Cette initiative émane de ce que l’ancien président de la Commission européenne, José Manuel Barroso, a qualifié de « demande de main-d’œuvre toujours croissante en Europe ». Le grisonnement des Européens rend le besoin en travailleurs étrangers de plus en plus évident. À l’heure actuelle, la carte bleue est réservée aux travailleurs les plus qualifiés, étant donné que l’une des conditions à remplir pour obtenir cette carte est que le demandeur soit embauché sur le champ avec un salaire égal ou supérieur à 150% du salaire moyen à l’échelle nationale (même si ce seuil peut être abaissé dans les secteurs où la demande en main-d’œuvre est plus accentuée). Au-delà du permis de travail, la carte bleue offre à son détenteur d’autres privilèges, tels que le regroupement familial et la libre circulation entre les pays adhérant à ce système. Lors de l’un de ses discours, José Manuel Barroso a déclaré que « [avec la Carte bleue,] nous envoyons un message fort : les gens hautement qualifiés venant des quatre coins du monde sont les bienvenus au sein de l’Union européenne. » Ces avantages ont pour objectif d’aider les travailleurs à se sentir les bienvenus dans leur nouveau « chez eux ».
Le nombre de cartes bleues délivrées varie considérablement d’un pays à l’autre. Cette carte a vu le jour en Allemagne le 1er août 2012, un peu moins d’un an plus tard, Berlin a annoncé que près de 10 000 cartes avaient été délivrées. Quand bien même certaines cartes avaient été délivrées à des travailleurs vivant déjà outre-Rhin, ce chiffre est relativement élevé. En effet, un sondage d’automne 2013 a relevé qu’aucun pays disposant de chiffres transparents ne s’approchait de près ou de loin aux résultats de l’Allemagne. Dans certains pays, seules quelques cartes ont été délivrées, notamment parce que certains États ont mis plus de temps à transposer cette directive dans leur droit national.
Des statistiques émanant de la Commission européenne de 2014 montrent que l’Allemagne est toujours – et de loin – le meilleur élève de l’Union.

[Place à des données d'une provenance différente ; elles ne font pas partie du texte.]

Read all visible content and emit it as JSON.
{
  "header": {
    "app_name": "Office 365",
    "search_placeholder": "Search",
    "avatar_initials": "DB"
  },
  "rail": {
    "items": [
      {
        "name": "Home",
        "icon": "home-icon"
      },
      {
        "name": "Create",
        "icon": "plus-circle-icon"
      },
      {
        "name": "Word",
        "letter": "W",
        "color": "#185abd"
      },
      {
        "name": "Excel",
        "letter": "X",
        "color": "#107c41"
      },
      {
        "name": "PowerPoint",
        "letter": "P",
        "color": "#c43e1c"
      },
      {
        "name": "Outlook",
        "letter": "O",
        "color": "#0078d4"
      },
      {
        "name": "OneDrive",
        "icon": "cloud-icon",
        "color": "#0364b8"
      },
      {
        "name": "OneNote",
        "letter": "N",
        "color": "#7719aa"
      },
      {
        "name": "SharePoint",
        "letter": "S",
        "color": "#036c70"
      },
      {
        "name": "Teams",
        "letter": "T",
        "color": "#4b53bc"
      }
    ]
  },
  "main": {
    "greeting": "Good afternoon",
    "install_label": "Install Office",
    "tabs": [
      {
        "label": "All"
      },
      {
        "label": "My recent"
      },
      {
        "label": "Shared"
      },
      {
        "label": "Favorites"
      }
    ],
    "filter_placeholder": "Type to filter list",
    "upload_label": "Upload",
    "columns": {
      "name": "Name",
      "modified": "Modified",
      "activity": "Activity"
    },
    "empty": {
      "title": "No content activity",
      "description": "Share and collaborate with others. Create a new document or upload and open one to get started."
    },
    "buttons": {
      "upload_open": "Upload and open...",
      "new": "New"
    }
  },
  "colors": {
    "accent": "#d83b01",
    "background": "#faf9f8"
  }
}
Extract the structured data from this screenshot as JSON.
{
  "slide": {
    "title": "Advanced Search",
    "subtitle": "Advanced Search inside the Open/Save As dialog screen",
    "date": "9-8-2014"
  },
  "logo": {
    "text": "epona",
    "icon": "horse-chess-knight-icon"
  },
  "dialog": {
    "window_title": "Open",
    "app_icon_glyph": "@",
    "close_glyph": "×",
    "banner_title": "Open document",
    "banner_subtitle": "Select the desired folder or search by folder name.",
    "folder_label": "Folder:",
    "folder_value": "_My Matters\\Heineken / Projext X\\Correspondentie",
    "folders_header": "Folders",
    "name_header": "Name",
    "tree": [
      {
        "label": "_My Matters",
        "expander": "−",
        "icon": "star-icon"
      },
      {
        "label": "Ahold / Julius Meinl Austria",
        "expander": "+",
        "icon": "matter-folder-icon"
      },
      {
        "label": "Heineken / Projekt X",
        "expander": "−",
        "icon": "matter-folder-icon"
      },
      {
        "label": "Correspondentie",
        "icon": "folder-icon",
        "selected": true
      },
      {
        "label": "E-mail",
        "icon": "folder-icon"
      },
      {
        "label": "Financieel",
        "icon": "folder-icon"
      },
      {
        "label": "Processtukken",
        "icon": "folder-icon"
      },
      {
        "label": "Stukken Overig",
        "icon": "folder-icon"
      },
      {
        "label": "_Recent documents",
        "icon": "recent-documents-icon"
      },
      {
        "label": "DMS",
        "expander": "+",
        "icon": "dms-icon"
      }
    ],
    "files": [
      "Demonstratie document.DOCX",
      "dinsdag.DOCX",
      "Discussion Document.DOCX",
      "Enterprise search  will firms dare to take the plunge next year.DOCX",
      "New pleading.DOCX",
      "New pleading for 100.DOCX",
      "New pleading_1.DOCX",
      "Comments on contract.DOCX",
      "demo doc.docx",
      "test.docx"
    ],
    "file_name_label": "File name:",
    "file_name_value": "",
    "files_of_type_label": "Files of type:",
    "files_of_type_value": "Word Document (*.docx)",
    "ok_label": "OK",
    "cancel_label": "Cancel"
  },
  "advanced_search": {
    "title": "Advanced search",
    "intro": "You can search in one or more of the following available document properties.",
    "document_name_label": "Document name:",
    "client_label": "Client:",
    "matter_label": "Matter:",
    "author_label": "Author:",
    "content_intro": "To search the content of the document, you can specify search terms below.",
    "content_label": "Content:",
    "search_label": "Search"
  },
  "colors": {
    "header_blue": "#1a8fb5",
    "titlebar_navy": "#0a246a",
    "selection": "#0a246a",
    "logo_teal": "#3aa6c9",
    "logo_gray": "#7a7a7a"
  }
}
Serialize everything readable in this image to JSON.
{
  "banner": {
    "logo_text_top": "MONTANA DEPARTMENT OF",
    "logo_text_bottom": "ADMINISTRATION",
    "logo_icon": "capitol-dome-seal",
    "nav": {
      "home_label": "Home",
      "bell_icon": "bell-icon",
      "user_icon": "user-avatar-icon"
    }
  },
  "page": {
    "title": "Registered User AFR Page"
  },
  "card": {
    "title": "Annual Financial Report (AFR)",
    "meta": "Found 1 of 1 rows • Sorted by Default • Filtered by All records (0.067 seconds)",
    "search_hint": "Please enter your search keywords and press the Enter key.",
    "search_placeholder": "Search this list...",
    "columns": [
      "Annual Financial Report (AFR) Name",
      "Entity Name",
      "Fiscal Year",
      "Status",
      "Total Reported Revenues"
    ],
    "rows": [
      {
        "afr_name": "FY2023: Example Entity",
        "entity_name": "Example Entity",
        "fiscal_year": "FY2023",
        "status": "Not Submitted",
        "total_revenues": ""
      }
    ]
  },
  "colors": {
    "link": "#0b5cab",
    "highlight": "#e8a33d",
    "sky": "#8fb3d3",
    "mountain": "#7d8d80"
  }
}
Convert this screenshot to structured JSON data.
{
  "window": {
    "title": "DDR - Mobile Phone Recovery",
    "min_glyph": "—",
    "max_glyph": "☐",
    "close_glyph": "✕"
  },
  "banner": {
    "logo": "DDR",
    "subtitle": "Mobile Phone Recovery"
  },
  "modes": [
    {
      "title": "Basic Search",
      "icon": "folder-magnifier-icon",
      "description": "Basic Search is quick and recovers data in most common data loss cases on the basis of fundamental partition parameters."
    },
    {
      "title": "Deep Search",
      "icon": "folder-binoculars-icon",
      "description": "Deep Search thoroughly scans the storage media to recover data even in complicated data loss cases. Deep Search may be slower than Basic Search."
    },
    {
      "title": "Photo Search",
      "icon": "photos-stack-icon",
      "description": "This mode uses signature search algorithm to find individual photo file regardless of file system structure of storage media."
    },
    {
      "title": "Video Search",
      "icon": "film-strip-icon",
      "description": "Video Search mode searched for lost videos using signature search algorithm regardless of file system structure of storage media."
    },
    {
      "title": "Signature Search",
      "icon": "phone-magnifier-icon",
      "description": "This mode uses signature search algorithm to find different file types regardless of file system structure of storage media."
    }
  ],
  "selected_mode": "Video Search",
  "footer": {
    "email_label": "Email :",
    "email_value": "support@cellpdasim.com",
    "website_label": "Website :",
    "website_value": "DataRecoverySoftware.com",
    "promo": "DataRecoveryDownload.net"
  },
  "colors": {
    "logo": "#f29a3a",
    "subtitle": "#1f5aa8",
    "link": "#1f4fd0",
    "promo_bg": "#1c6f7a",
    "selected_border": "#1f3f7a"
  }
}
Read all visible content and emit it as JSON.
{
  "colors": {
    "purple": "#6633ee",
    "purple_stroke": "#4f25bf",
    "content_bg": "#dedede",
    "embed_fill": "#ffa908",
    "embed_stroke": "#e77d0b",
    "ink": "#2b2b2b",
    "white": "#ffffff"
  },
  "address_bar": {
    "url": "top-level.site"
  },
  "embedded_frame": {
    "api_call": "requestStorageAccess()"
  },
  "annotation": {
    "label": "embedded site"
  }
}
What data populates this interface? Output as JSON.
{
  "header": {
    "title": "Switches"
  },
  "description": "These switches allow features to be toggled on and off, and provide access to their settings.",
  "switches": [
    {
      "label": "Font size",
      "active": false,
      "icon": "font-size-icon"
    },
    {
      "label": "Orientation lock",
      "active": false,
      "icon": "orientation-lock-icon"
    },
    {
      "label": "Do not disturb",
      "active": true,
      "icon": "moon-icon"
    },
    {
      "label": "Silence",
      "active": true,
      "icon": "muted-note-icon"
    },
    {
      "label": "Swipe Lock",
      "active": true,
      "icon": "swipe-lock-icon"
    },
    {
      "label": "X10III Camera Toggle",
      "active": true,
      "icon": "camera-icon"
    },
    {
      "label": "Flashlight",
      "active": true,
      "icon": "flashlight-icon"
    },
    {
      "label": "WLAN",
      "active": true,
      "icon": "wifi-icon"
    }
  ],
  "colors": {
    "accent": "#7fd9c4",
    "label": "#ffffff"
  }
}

En effet, neuf pays auraient invité deux travailleurs ou moins par le truchement de cet instrument. Les détenteurs de cartes bleues proviennent principalement : d’Inde, de Chine, de Russie, des États-Unis et d’Ukraine. Le nombre de travailleurs russes et ukrainiens donne une autre dimension à ce projet européen : il fait de ce dernier une initiative qui influence l’Europe, mais également au-delà de ses frontières. Selon une communication de la Commission européenne, près de 700 Européens auraient reçu une carte bleue. D’après Steve Peers, professeur de Droit européen à l’Université d’Essex, l’initiative de la carte bleue européenne gagnera en popularité dans plusieurs États membres à l’avenir, car à l’heure actuelle des « doublons » nationaux existent. Une solution pourrait être de mettre un terme à ces projets nationaux, puisque, comme Peers l’indique, chaque nation pourrait toujours fixer des quotas migratoires si elles l’estimaient nécessaire. Un autre problème découlant de la mise en pratique de ce projet européen est la prise de décision concernant l’octroi ou non de la carte bleue tardive ; d’après Peers, cela pourrait être fait à dessein pour décourager les potentiels candidats.
La carte bleue a suscité des questions de politique interne, mais également certaines inquiétudes à l’étranger. Peu après que Barroso avait annoncé ce système, les pays africains ont indiqué craindre de voir leurs quelques rares travailleurs hautement qualifiés s’envoler pour l’Europe. La ministre de la Santé sud-africain, Manto Tshabalala-Msimang, qui est inquiète par le marché de l’emploi dans son secteur a, parmi d’autres, fait part du danger que pourrait représenter une fuite des cerveaux. La Commission européenne a pris note de cette menace lorsque le projet avait été présenté en 2007 et a indiqué que le recrutement dans les secteurs étant fragiles dans les pays en développement serait limité.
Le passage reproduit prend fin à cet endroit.